Sempre fui movida a grandes paixões. De um dia, de um olhar, do Posto 9, da festa junina, do início ao fim de um verão, do Circo, da Bahia, do JB. Até paixão de uma vida inteira eu já tive.

Minhas paixões nunca precisaram de abrigo no outro. Meu peito sempre foi a morada perfeita. Acolhedor o suficiente para repousar com o – meu – amor numa sessão de cinema sob o edredom e imaginativo o bastante para levá-lo ao verão de Caraíva e ao friozinho de Itaipava, se fosse o caso. Muito mais que a imaginação, meu coração já me levou às melhores e maiores viagens.

Meu amor romântico nunca pediu para ser reconhecido e sempre se sentiu desconfortável nos moldes quando os precisou vestir. Sempre reclamou ao ser curtido no Facebook ou embelezado por um filtro do Instagram. Acostumado a curtir a beleza do caminho, sempre chegou realizado e satisfeito ao destino final.

Em meio aos voos e às quedas, trilhávamos nossos caminhos em perfeita sintonia, até o dia em que conhecemos aquela amendoeira no Leblon. Nada me tira da cabeça que a culpa é dela. Debruçado na sacada, iluminado pelos feixes de luz que passavam entre as suas folhas, sol refletindo no café (aquele que você preparou para mim), repousava o meu amor. Ele estava tão fascinado, que as buzinas da Visconde de Albuquerque lhe pareciam imperceptíveis.

Já eu, totalmente desconfortável, queria ir logo embora, mas ele insistia em ficar. No começo, pensei que poderia ser interessante. A convivência com o seu desamor poderia deixá-lo mais relaxado, menos insistente. Ponderei, ainda, que seria bom ele respirar novos ares (se bem que outro dia ele me ligou e disse que a conexão é a mesma: Jobi-BG-Jobi. Esquina de vez em quando).

A ordem natural era ele acabar ficando. Ele nunca precisou de muito para me convencer. O problema, agora, é que estou morrendo de saudade. Tentei ficar na minha, dar a ele o tempo de sentir o desejo de voltar com as próprias asas. Além disso, para mim também estava sendo bom, caminhei com as minhas próprias pernas um pouco. Muito tempo na mesma.

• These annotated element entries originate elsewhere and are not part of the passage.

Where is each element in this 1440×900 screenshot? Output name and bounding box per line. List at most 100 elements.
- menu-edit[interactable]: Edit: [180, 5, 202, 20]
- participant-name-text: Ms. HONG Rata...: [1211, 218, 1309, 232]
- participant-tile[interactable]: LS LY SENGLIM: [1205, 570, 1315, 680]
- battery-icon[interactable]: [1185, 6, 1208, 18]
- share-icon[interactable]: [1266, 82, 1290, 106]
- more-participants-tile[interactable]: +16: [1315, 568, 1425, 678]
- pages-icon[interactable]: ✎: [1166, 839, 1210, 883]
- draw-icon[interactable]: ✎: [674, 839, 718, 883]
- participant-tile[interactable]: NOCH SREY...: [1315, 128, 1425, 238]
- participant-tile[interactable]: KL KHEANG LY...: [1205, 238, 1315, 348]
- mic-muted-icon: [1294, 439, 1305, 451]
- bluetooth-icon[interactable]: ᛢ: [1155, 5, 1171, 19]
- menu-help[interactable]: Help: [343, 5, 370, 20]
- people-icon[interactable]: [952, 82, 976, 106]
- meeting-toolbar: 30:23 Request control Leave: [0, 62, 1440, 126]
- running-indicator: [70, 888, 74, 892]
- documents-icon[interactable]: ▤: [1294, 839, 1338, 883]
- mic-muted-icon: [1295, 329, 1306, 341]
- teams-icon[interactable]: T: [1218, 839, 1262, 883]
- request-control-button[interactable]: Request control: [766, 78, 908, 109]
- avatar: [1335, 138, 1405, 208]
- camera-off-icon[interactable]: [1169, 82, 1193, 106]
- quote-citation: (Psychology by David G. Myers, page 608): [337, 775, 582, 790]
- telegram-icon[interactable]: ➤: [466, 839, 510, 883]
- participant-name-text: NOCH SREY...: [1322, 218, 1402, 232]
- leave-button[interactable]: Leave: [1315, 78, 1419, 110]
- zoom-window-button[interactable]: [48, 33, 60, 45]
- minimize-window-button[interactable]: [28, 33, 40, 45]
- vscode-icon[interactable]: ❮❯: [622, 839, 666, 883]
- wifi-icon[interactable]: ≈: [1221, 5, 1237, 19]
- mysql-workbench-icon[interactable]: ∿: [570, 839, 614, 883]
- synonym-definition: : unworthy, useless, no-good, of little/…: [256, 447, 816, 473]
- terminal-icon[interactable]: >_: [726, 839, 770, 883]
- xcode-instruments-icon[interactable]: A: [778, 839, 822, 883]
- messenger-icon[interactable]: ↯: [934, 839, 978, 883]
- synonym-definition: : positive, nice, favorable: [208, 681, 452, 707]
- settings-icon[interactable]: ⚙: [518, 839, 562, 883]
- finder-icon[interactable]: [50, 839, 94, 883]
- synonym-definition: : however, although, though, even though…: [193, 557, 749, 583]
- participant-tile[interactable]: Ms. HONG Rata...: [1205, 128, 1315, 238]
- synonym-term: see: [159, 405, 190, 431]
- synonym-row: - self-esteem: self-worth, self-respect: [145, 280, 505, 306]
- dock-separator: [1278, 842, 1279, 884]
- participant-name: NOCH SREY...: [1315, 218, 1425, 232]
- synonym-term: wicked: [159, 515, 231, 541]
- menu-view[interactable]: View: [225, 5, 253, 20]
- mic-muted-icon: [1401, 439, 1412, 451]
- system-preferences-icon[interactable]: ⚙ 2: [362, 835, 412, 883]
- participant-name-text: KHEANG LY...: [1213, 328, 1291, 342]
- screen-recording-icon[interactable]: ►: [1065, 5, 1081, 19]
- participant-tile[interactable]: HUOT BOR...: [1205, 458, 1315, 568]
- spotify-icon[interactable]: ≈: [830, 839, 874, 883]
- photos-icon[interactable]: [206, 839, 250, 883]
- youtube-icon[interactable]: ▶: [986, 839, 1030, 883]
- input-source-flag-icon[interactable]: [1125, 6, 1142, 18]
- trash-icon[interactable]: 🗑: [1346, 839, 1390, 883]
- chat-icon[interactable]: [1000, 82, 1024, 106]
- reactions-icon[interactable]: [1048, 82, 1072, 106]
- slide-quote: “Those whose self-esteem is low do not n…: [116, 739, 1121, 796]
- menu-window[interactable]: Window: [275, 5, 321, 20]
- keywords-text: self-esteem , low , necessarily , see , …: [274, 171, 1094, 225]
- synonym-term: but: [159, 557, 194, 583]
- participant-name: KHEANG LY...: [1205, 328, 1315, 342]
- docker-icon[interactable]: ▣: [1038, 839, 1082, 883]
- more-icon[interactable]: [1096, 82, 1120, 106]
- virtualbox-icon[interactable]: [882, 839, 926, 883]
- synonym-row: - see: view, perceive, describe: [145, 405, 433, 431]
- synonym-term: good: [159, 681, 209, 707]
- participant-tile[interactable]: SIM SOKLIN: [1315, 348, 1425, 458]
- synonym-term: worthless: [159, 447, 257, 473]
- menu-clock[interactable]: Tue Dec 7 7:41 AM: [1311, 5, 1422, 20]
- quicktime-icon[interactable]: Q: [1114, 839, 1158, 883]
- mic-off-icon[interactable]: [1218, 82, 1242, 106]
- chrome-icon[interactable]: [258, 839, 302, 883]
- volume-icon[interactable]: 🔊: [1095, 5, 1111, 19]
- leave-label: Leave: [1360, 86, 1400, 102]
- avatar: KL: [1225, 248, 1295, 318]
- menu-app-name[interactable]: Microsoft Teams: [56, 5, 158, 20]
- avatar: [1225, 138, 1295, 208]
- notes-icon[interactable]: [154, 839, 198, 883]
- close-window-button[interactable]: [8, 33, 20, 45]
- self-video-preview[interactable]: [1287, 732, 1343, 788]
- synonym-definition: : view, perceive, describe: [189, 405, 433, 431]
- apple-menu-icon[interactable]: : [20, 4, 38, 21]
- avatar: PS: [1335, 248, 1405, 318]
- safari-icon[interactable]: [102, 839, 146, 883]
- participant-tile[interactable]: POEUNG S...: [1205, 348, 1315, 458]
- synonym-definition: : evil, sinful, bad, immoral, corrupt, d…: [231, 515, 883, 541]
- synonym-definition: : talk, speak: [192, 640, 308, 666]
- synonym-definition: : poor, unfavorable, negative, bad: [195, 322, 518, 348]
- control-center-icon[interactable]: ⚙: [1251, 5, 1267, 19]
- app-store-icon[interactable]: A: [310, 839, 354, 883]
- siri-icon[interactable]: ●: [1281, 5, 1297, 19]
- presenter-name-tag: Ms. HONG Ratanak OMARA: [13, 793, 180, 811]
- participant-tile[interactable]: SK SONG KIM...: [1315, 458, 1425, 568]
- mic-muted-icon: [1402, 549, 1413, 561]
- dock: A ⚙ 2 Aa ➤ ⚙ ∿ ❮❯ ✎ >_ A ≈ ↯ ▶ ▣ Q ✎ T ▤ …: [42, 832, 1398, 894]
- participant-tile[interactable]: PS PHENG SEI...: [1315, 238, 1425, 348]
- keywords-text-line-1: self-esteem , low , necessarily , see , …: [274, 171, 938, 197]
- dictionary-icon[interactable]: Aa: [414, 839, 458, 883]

Meu senso de liberdade nunca permitiu que eu o encostasse na parede e meu orgulho me impediu de implorar a sua volta. Porém, assumo que pensei nele quase todos os dias. Durante este tempo, ele até mandou umas mensagens, disse para a gente marcar algo, contudo, a realidade é que não voltou até hoje.

Bom, eu não queria falar para não parecer mais uma desculpa para te ver. Mas, a verdade é que eu esqueci meu amor na sua casa e preciso busca-lo assim que der. Me avisa quando for melhor para você?